La Spezia, la Marina del Canaletto (2011) (foto Giorgio Pagano)

Città della Spezia – 19 Febbraio 2012 – I Salesiani, che gli spezzini hanno sempre chiamato affettuosamente “i pretini”, sono arrivati nella nostra città nel1877. Inquesti centotrentacinque anni di presenza sono sempre stati “creativamente” fedeli all’intenzione del loro fondatore don Giovanni Bosco: hanno cioè continuamente cercato di far rivivere nelle diverse fasi la sua capacità di analisi dei bisogni giovanili e di dare ad essi nuove risposte, inventando e sperimentando. Ancora oggi è così. Basta incontrare il direttore dell’oratorio di via Roma, don Antonio Integlia, per capirlo. Don Antonio si occupa da anni di disagio giovanile, e si è fatto le ossa a Napoli, nelle comunità di prima emergenza. A Spezia  è responsabile di vari progetti che ben testimoniano della capacità dell’impostazione socio-educativa salesiana di aderire ai tempi nuovi.

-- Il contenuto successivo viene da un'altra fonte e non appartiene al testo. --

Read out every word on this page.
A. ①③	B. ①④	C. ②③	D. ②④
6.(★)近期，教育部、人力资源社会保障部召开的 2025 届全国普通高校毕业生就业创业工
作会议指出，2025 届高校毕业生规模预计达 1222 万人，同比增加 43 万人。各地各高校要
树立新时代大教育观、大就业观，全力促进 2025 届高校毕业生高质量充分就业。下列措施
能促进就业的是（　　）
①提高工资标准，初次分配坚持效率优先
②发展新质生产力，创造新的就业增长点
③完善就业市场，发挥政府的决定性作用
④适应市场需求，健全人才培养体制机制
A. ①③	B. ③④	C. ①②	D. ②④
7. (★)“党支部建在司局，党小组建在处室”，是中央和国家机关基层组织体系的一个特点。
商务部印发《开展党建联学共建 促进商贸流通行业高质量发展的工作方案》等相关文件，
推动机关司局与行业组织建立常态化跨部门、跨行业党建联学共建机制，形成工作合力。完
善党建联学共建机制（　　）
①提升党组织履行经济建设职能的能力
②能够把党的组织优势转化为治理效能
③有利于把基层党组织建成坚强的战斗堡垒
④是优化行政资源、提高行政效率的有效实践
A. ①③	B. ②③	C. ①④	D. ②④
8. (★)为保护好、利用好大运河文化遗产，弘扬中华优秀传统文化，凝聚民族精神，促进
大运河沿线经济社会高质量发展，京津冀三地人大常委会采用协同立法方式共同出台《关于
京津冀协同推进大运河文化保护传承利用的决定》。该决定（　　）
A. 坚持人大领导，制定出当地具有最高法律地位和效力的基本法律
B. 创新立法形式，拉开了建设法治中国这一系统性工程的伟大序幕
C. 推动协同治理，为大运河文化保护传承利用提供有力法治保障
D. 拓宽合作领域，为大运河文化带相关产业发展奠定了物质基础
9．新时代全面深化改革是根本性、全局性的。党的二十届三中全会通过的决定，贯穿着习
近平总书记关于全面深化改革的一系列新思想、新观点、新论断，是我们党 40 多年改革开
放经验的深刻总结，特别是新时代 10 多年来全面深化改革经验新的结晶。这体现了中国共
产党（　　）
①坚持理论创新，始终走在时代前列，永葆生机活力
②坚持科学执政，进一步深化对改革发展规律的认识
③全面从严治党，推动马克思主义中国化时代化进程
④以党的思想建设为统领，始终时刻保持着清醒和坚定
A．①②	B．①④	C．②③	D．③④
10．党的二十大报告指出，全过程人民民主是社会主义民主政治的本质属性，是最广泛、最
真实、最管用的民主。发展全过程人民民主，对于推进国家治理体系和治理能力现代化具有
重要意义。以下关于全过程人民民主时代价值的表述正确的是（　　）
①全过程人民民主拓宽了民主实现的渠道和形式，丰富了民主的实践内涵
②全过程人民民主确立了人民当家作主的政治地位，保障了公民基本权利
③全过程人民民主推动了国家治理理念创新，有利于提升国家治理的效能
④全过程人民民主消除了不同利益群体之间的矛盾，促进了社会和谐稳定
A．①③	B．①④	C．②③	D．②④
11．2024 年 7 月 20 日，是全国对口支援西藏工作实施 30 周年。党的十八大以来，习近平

Innanzitutto “Il Traghetto”, un progetto rivolto ai ragazzi dai 10 ai 17 anni che vivono in condizioni di disagio. E’ stato realizzato un centro diurno polifunzionale, operativo dal giugno 2010, che può accogliere fino a 20 minori (attualmente 11) segnati da esperienze di violenza e abbandono, e per questo seguiti dai servizi sociali del Comune. Nel periodo scolastico la giornata tipo del centro inizia alle 13 con il pranzo; prosegue con la sistemazione della mensa e con un’ora di relax. Poi ci sono le attività stabilite per ogni ragazzo, fino alle 19 e al rientro in famiglia. In estate, invece, a scuole chiuse, il centro è aperto dalle 8 alle 17. “Il Traghetto” è un mezzo, mi spiega don Antonio, per “portare i ragazzi da una zona di ombra, di buio della propria esistenza verso il sole, il significato della vita”.  Per aiutarli a capire la vita, e che “quel che conta sono i rapporti non mercificati”. La storia salesiana è una storia di progetti rischiosi come questi. Che possono essere attuati solo se c’è un concorso di tutta la comunità: non a caso “Il Traghetto” vede l’impegno anche delle istituzioni ( Distretto sociale, Comuni, Regione), della Fondazione Carispe, che vi ha investito 180.000 euro in due anni, e di tante associazioni.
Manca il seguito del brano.